In healthy adults older than 30, VO2 max decreases by about 10% per decade. This decline occurs secondary to cardiopulmonary limitations, such as increased myocardial fibrosis with loss of elastic recoil (reducing diastolic function), a decrease in maximal heart rate, increased chest wall rigidity, decreased alveolar surface area with capillary loss, and decreased respiratory muscle strength.

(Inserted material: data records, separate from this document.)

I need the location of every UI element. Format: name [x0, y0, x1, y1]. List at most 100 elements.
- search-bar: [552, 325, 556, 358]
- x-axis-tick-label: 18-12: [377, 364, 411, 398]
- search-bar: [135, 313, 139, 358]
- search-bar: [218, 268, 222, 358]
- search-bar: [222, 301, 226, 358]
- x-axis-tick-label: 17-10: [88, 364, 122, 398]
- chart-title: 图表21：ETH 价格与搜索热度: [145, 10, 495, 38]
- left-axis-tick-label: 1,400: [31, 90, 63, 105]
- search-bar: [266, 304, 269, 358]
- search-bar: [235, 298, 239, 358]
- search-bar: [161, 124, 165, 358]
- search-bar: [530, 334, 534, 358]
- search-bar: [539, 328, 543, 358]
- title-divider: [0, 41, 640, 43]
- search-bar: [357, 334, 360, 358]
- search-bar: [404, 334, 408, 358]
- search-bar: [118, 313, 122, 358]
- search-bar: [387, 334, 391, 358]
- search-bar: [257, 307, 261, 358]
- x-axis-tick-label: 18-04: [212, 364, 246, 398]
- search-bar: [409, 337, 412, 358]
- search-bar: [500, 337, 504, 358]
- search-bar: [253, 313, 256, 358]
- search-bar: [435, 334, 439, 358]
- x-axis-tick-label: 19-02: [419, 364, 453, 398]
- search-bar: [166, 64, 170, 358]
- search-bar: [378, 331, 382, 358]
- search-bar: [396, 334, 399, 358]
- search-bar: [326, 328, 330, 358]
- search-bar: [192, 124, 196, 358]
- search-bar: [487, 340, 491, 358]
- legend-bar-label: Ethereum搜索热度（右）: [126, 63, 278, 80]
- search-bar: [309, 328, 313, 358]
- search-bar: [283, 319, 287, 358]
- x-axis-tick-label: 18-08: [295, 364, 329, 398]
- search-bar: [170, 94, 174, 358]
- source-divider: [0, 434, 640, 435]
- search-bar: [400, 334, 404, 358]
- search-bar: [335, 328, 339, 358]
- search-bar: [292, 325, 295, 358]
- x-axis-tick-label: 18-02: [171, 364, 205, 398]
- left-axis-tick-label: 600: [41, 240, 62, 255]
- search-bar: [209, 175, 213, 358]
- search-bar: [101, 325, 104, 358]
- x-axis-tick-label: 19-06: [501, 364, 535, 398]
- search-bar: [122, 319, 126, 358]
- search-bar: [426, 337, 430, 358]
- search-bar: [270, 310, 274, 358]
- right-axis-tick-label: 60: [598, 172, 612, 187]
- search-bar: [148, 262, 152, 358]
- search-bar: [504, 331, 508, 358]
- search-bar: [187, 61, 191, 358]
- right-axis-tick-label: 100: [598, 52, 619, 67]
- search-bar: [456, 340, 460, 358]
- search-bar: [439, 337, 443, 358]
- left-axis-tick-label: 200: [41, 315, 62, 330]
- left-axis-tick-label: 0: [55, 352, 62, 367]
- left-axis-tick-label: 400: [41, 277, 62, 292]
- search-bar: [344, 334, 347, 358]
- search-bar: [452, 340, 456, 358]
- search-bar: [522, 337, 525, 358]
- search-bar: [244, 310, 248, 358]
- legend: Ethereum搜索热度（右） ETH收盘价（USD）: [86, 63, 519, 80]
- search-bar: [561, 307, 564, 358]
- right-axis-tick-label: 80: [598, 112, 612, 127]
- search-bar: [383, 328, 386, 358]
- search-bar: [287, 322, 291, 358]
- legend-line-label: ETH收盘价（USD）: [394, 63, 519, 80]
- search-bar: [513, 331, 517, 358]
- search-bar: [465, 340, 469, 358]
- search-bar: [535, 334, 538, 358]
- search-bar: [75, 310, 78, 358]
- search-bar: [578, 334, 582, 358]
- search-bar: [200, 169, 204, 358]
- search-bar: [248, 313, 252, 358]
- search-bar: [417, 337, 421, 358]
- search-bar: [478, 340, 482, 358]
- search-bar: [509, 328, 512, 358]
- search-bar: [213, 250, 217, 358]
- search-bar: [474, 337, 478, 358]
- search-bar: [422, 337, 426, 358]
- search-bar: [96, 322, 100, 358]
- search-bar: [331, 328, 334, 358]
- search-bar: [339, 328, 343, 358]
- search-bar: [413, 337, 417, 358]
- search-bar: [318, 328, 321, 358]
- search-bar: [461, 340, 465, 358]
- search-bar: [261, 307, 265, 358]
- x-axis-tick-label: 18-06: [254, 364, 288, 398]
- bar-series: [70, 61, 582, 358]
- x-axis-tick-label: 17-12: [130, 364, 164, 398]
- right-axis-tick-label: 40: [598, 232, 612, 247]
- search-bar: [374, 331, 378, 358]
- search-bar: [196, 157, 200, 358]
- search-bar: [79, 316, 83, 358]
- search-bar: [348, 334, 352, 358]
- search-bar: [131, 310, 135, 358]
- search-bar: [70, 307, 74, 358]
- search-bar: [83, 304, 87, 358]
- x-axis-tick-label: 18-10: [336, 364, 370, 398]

Maximal ventilation decreases by 6% per decade, and the pulmonary diffusion capacity diminishes by approximately 5% per decade. The most notable parameter of the aging process is the decrease in muscle mass and strength (sarcopenia), which occurs at a rate of 3% to 10% per decade, starting at age 25. However, the extent of these muscular changes depends on lifestyle, including regular exercise and nutrition. Therefore, improvement in VO2 max remains possible at older ages through consistent endurance training.[28]

Clinical Significance

Understanding basic exercise physiology is crucial, as impaired exercise tolerance in patients can allude to signs of underlying disease. Exercise testing can also help determine care goals and monitor prognosis and treatment progress in patients with cardiac, pulmonary, or cardiopulmonary disease.[29][30] A standardized exercise test can help determine the cause of exercise limitations. Understanding and applying exercise physiology can help reduce diagnosis time, improve outcomes, and ultimately improve patients’ quality of life.